Do bucks and wethers get along? I have a 7 acre pasture with 9 wethers on it. They can't see my girls except for far away in one tiny spot. Could I put a buck in with my wethers so I have him to breed my girls? Or do they not get along


----------



## ksalvagno (Oct 6, 2009)

That should be fine to do. It always ultimately depends on the animals themselves but I bet it would work out fine.


----------



## enchantedgoats (Jun 2, 2013)

i think it should be ok but sometimes they just wont get along. then i move the wether thats being beat up to the doe pen.


----------



## Used2bmimi (Oct 3, 2012)

Lots of people use wethers as companions for bucks. I have had a few different combinations on my place in the last year and they have all done fine.


----------



## wildegoats0426 (Aug 30, 2013)

Would it be better to get a younger buck and let him grow up with the wethers? That way he won't feel obligated to dominate the wethers. Plus my wethers have a harsh initiation sometimes. The last two boys I put out in the pasture I had to take them out daily for about a week and watch them bc the older ones did not want them there. But now they are all fine and get along great


----------



## ksalvagno (Oct 6, 2009)

I don't know that it would matter.

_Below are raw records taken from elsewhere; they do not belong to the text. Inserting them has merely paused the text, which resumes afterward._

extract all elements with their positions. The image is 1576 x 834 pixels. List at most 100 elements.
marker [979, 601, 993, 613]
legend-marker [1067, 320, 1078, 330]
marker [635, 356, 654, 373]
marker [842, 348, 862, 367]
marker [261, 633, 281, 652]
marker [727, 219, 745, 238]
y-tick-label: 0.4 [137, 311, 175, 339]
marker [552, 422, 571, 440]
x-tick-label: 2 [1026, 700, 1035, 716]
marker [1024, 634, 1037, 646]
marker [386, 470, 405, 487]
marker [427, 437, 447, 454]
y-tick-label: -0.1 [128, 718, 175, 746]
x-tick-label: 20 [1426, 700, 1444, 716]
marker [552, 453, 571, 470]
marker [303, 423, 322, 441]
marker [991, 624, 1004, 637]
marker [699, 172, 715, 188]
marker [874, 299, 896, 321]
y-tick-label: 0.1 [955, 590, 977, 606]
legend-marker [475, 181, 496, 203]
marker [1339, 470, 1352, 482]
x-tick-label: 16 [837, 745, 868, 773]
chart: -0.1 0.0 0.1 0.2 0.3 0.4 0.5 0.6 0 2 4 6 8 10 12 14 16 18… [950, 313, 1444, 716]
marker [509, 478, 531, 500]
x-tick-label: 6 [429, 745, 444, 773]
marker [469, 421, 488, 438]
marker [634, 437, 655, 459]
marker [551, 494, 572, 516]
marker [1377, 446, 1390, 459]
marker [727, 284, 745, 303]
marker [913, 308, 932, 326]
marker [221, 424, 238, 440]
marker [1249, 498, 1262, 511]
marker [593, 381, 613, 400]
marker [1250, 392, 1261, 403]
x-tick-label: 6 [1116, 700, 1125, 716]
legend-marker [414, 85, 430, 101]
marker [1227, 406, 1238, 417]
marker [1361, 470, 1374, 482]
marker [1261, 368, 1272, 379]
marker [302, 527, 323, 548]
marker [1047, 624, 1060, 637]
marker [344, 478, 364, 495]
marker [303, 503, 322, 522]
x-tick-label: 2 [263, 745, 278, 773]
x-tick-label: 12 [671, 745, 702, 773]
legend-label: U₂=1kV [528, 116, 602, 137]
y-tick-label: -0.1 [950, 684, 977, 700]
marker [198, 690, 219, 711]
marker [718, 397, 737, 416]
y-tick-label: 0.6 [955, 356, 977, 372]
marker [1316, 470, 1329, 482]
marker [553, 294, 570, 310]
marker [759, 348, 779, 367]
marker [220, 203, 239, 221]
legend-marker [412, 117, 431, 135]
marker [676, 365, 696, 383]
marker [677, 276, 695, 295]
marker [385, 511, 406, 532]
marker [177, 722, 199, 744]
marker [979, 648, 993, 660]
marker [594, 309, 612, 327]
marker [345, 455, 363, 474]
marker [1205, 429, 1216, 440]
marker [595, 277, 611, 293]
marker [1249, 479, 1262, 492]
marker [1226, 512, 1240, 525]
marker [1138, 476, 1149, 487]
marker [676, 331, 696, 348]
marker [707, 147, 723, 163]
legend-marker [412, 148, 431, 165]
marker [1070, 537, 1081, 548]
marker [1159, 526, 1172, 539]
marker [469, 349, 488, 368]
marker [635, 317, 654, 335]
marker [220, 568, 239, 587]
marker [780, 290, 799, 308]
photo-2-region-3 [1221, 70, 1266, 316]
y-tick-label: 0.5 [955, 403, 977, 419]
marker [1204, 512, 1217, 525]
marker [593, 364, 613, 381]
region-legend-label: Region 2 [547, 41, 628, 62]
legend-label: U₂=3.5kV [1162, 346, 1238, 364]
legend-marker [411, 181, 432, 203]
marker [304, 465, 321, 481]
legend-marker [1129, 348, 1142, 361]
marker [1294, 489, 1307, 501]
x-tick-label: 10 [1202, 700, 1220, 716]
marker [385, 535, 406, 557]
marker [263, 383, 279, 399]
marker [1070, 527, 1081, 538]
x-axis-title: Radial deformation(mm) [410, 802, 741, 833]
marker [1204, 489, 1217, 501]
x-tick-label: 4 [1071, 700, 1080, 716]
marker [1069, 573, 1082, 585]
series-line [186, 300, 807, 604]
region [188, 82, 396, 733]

A young buck could get beat up by the older wethers. If everyone is full grown, then they should be able to hold their own. You may have to pull someone out. It just really depends.


----------



## ThreeHavens (Oct 20, 2011)

I think if the bucks are outnumbered by the wethers, that should especially be fine. Until recently I had a wether in with my three bucks, and he didn't understand why everyone went all crazy during rut. He wasn't being singled out for bullying, but they were as rough with him as with each other, and the poor thing just didn't get it.


----------



## TDG-Farms (Jul 12, 2013)

As long as they all have horns or all dont have horns, they will fight it out a bit to see how is the boss and in a month or so all will be good. NOW with that being said, putting a new goat in with a herd of other goats is going to be rough on the new buck. I would suggest putting the buck in with just 1 or 2 of the wethers into a separate pen and let them get used to each other. It should only take 2-3 days before the others wethers out on pasture to forget their buddies and treat them as new guys also. Then let the 3 out back into the pasture with the other wethers at the same time so there are more targets for the larger herd and not just one.


----------



## wildegoats0426 (Aug 30, 2013)

I have 3 wethers who would be perfect for the new buck. Two of them don't have horns but the one that does, his horns aren't pointed. They are scurs ( I think that's what they're called) that grow and get knocked off while playing head butt with each other. But these 3 are the newest and lowest on the totem pole. They don't get beat up anymore but I do have to throw some hay aside for just them


----------



## wildegoats0426 (Aug 30, 2013)

Another question: how do you train bucks to be nice?


----------



## TDG-Farms (Jul 12, 2013)

Just have to handle em lots. Which is a stinky proposition during the rut


----------



## Scottyhorse (Feb 11, 2013)

Yup and make sure they know you are boss. Both my bucks respect me and are very nice around me, but my younger brother teased them when we first got them (a few years apart) so they are aggressive with him if he is around them because they know (or think, anyways) they they're the boss over him.


----------